We Włoszech dziennie wykrywa się od 150 do około 200 tysięcy zakażeń. Rząd walcząc z pandemią wprowadził kolejne zasady, które uderzą w niezaszczepionych.
Od 20 stycznia wymóg posiadania Green Pass, czyli cyfrowego certyfikatu potwierdzającego, że posiadacz został zaszczepiony, przetestowany z wynikiem negatywnym lub wyleczony Covid-19 został rozszerzony na salony fryzjerskie, salony piękności oraz wizyty w więzieniu.
Klienci, którzy naruszają nowe przepisy, są karani grzywną w wysokości od 400 do 1000 euro, podczas gdy pracownicy, którzy wchodzą do ich salonu bez Zielonej Przepustki, ryzykują karę grzywny do 1500 euro.
Kolejnym krokiem jest wprowadzenie obowiązku posiadania Green Pass w urzędach, bankach i urzędach pocztowych. Ma on zacząć obowiązywać od 1 lutego. Wymagany będzie podstawowy Green Pass.
Również 1 lutego rząd wprowadzi jednorazową grzywnę w wysokości 100 euro dla wszystkich Włochów i obcokrajowców w wieku powyżej 50 lat mieszkających we Włoszech, którzy nie zostali zaszczepieni przeciwko Covid-19.
System dwupoziomowy
Włochy stosują dwupoziomowy system Green Pass. „Podstawowy” certyfikat potwierdzający, że posiadacz został zaszczepiony, jest ozdrowieńcem lub posiada negatywny wynik testu na obecność COVID-19.

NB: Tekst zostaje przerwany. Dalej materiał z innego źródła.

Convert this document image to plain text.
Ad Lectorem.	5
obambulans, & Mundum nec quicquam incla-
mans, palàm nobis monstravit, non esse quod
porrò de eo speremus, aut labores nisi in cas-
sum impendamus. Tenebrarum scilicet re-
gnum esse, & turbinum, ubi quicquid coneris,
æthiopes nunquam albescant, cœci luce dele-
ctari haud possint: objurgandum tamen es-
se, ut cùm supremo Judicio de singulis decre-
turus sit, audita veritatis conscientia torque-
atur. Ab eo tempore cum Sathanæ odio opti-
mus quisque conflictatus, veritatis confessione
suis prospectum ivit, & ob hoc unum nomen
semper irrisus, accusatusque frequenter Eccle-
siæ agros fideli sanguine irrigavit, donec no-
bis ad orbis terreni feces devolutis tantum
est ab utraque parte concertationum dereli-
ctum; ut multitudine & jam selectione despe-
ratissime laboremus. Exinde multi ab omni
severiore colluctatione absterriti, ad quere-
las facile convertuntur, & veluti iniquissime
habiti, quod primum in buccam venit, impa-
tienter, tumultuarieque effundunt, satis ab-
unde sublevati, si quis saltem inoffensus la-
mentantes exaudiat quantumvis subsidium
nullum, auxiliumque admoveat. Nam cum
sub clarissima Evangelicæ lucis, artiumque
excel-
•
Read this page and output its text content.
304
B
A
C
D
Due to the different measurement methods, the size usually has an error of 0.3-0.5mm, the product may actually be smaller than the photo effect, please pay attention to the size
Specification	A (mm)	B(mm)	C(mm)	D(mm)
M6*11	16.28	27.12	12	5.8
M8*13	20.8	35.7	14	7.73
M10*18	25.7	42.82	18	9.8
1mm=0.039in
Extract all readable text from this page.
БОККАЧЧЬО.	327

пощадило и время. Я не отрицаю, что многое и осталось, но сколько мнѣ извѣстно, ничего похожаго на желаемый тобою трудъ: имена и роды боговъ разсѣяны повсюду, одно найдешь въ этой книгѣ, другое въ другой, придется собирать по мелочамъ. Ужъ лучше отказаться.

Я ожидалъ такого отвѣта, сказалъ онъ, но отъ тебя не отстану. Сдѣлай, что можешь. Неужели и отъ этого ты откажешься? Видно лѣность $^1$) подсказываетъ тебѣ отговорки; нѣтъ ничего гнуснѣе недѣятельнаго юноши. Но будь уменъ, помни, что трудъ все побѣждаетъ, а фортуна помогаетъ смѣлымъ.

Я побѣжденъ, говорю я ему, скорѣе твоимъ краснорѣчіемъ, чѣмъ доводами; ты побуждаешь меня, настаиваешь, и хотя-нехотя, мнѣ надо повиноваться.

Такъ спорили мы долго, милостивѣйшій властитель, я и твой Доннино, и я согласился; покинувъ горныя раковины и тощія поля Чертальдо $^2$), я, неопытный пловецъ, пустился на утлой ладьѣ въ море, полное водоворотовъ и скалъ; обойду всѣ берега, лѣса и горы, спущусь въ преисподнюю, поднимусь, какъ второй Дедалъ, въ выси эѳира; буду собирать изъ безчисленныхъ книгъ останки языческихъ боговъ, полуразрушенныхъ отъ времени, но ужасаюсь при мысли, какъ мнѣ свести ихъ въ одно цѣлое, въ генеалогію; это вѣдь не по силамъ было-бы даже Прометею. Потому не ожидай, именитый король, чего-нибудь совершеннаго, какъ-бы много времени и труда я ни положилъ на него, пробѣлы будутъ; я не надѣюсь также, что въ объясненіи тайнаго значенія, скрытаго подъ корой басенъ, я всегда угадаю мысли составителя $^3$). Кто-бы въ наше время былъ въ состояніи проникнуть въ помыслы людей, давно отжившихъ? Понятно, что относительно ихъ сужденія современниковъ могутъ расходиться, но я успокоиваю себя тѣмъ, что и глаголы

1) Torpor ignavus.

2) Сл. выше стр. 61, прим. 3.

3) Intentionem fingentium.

Natomiast Super Green Pass obejmuje jedynie osoby, które są zaszczepione lub są ozdrowieńcami. W tym przypadku negatywny test nie ma znaczenia.
Od 10 stycznia Super Green Pass obowiązuje we wszystkich środkach transportu publicznego, w barach i restauracjach (zarówno w pomieszczeniach, jak i na zewnątrz), siłowniach i hotelach, a także w kinach, teatrach i na stadionach sportowych.
Oprócz tego od 15 lutego wszyscy pracownicy publiczni i prywatni w wieku powyżej 50 lat będą mogli uzyskać dostęp do swojego miejsca pracy tylko z Super Green Pass, podczas gdy istniejący podstawowy mandat Green Pass pozostanie w mocy dla pracowników poniżej 50. roku życia.
Niezaszczepieni nadal będą mieli dostęp do sklepów spożywczych, supermarketów, aptek i stacji paliw, a także kilku innych usług.